BAGHDAD - Saddam Hussein announced plans to address the Iraqi nation as a new report Wednesday said U.S. armed forces chiefs were now agreed on using force to oust him.
With nervous Iraqis sensing an attack is becoming ever more inevitable and loyal officials voicing angry defiance, Saddam was to make a "comprehensive national speech" on television on Thursday morning, the Iraqi News Agency (INA) said.
While marking the anniversary of the end of the 1980-88 war with Iran, he may well seek to prepare Iraqis for a new war.
This time it would be against the superpower to which he led them once before to defeat, in the Gulf War of 1991.
That the Americans will come appeared even more likely following the latest media leak in the United States in the battle to influence policy on Iraq. The Washington Times said on Wednesday that the U.S. Joint Chiefs of Staff had overcome their differences and had reached a consensus on using military force.
Nearly a week after its surprise offer to discuss the return of United Nations weapons inspectors, Iraq had no immediate response to a letter from U.N. Secretary General Kofi Annan rejecting the move until he received a "formal invitation."
Bitter remarks about the U.N.'s chief inspector Hans Blix, reported in a newspaper Wednesday, seemed unlikely to further the resolution of Baghdad's dispute with the United Nations.
Iraqi Foreign Minister Naji Sabri told United Arab Emirates newspaper al-Bayan that Hans Blix, a Swede, had caved in to "U.S. pressure and blackmail."
A resumption of inspections aimed at stopping Iraq acquiring weapons of mass destruction could increase pressure on the United States from its European and Arab allies not to attack.
There were new signs of division when German Chancellor Gerhard Schroeder, seeking left-wing support to stave off defeat in a September election, warned a strike on Iraq would wreck the coalition behind President Bush's "war on terrorism."
Citing unnamed Bush administration officials, however, the Washington Times said all six of the U.S. Joint Chiefs of Staff now agreed on moving against Saddam. Some had earlier had objections based on concerns about casualties from chemical weapons and the potential for an open-ended occupation of Iraq.
"The chiefs have come over because they can read the handwriting on the wall," the Times quoted an administration official as saying. "Now the senior leadership is on board."
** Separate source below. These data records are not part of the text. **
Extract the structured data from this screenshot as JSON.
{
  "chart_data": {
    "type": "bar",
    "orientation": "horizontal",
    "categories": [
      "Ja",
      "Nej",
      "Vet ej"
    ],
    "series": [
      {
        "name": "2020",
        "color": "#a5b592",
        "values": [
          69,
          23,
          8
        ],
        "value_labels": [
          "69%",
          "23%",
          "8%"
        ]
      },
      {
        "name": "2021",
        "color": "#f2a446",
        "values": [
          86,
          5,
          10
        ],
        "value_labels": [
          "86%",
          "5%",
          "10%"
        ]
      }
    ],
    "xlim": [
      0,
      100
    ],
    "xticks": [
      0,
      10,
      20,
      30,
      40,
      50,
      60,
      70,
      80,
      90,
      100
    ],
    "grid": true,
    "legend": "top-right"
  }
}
Giving a flavor of the mood among Saddam's loyal elite, the speaker of Iraq's parliament, Saadoun Hammadi, told an extraordinary session on Wednesday: "Threats against Iraq will not intimidate anyone and they are doomed to fail."
"Our people are united, our faith is strong, our means are mobilized and active and our material and spiritual abilities are great," Hammadi added. Parliament also reiterated an offer, already dismissed, for U.S. congressmen to visit Iraq.
On the streets of Baghdad, ordinary people are increasingly convinced that war is inevitable and imminent, although there seems little enthusiasm for a conflict.
"We are not stupid, we hear the drums of war beating in the distance," said Mohammad, a shop owner in the Iraqi capital.
"When the president of the world's only superpower says he wants to do something, he will try to do it. It doesn't mean he'll succeed but he will definitely try to do it," he said.
Bush accuses Saddam of being a menace to the region and has said he is "looking at all options" to deal with him.
But while Bush seems set on a showdown with the leader his father failed to dislodge as president during the Gulf War 11 years ago, an attack on Iraq could prove costly.
IRAQ APPEALS TO BRITAIN
Only Britain, whose planes patrol no-fly zones in northern and southern Iraq along with the Americans, seems ready to support Bush's war and Iraq Wednesday appealed to London to stop supporting the U.S. plans for war.
"Nobody supports the United States except Britain," Iraqi representative in London Mudhafar Amin told Reuters.
"If Britain refused to go along with the United States' war against Iraq then I think the American administration would find it very difficult to go ahead."
Other European leaders and many Arab states oppose an attack or are at best lukewarm. NATO-member Turkey worries about the domestic impact and even leaders of the northern Iraqi Kurds, who have little reason to love Saddam, warned Bush not to count on their unconditional support.
But the biggest casualty of a war against Iraq might be Bush's "war on terrorism," which garnered a worldwide consensus following the September 11 attacks.
Schroeder, whose chances of re-election look slim, told Bild newspaper: "This war is not yet won, so I warn against an attack on Iraq. It would be less easily understood as an act of defense and could destroy the international alliance against terror."
European Union leaders agree that Saddam must let U.N. weapons inspectors back
into Iraq unconditionally, but the issue could be divisive for the EU if the United
States and Britain attacked Iraq without a fresh U.N. mandate.